In his designs for Frankfurt’s Riverpark Tower, architect Ole Scheeren is addressing one of the big issues of the contemporary city: what do we do with the architecture that recent history has left us? There is a layer of legacy between the historic (the fabric which has been preserved and conserved and which all cities value as a marker of authenticity and rootedness) and the contemporary.

It constitutes a huge inventory of buildings designed for different demands — buildings that are often now in the wrong place or have the wrong use inscribed into their structures. One such is this typically corporate concrete tower from the 1970s on the banks of Frankfurt’s river Main.

Scheeren, a German-born architect whose work had mostly been in Asia, where towers are much more part of the language of living, looked at the building not as an eyesore but as a piece of pure potential. The smartness of his solution lies in looking for what this existing structure could offer that a more conventional new-build might not.
The answer lay in its massive, commercial-scale floor-plates. With its structural frame, rather oddly, at the corners (rather than being distributed more evenly) the building allows huge, uninterrupted windows. The architects have then slotted apartments like randomly left, half-open drawers into the existing structure. Scheeren calls them “panorama plates”.
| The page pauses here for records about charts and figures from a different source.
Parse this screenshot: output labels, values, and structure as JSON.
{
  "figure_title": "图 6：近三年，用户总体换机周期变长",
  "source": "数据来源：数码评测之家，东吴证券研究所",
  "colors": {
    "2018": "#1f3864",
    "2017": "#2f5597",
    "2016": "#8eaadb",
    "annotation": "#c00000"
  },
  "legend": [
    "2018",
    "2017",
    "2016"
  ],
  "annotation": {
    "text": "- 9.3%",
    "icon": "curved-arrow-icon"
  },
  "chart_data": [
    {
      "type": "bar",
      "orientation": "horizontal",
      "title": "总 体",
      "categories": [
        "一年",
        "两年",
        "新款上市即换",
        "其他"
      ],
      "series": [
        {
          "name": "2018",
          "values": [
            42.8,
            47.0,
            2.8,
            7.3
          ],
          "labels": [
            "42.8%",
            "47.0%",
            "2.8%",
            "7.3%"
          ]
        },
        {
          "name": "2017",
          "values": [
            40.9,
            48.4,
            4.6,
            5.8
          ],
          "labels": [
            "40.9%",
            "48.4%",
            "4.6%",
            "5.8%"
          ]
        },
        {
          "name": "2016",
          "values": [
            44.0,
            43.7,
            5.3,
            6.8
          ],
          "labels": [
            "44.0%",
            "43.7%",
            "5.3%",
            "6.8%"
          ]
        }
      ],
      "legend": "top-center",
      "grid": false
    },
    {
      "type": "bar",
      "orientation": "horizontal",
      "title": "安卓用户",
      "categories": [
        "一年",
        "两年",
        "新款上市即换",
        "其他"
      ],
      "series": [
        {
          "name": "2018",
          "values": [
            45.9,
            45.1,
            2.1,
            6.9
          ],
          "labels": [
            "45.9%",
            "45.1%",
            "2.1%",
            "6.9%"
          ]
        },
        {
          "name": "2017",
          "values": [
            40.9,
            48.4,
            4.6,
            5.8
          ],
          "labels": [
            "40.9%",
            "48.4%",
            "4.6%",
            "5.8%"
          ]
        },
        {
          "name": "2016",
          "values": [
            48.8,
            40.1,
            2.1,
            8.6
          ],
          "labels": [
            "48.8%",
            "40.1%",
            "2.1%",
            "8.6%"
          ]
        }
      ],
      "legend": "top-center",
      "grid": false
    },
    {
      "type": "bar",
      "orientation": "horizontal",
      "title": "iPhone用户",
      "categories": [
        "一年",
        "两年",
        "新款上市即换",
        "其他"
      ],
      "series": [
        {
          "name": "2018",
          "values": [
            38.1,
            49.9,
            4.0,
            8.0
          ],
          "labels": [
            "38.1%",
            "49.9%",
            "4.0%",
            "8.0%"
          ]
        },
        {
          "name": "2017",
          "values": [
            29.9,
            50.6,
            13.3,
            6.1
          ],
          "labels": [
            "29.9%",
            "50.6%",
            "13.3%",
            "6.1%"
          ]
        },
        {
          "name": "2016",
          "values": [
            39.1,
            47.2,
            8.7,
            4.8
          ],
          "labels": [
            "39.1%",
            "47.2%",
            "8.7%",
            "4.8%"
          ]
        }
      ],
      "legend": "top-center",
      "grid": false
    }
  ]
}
Next, the top was chopped off and replaced by a pixelated penthouse structure, which reduces the blocky appearance of the tower, breaking it down a little on the skyline and reducing its impact on the edge of the city. The effect is slightly reminiscent of Scheeren’s breaking-down of massive structures into more manageable blocks, notably the Interlace in Singapore and the MahaNakhon tower in Bangkok. It is a motif adopted by others, including Herzog & de Meuron (56 Leonard in New York).
The design has allowed the developer, German Estate Group, to create a tower of a scale that might not have received permission had the building not already existed. From the city’s point of view, there was already a defunct structure here and the community accepted its bulk and presence; the new version, therefore, will not be considered intrusive or too large. Indeed, the fragmented volume of the new design appears to reduce the building’s physical presence.

Yet more than this, the project potentially solves the shocking and commonplace waste of demolishing and replacing huge structures. There is a tendency to reject the immediate past while looking nostalgically on a slightly more distant period — but it is, of course, a cycle.
If we could, as Scheeren has done, look for what is good, interesting and worth preserving in the often derided and overlooked architecture of the unfashionable, we might find opportunities for doing something genuinely different while maintaining the memories inscribed into the city skyline. There is no reason this building should not itself be radically remodelled in another 30 years. Concrete lasts.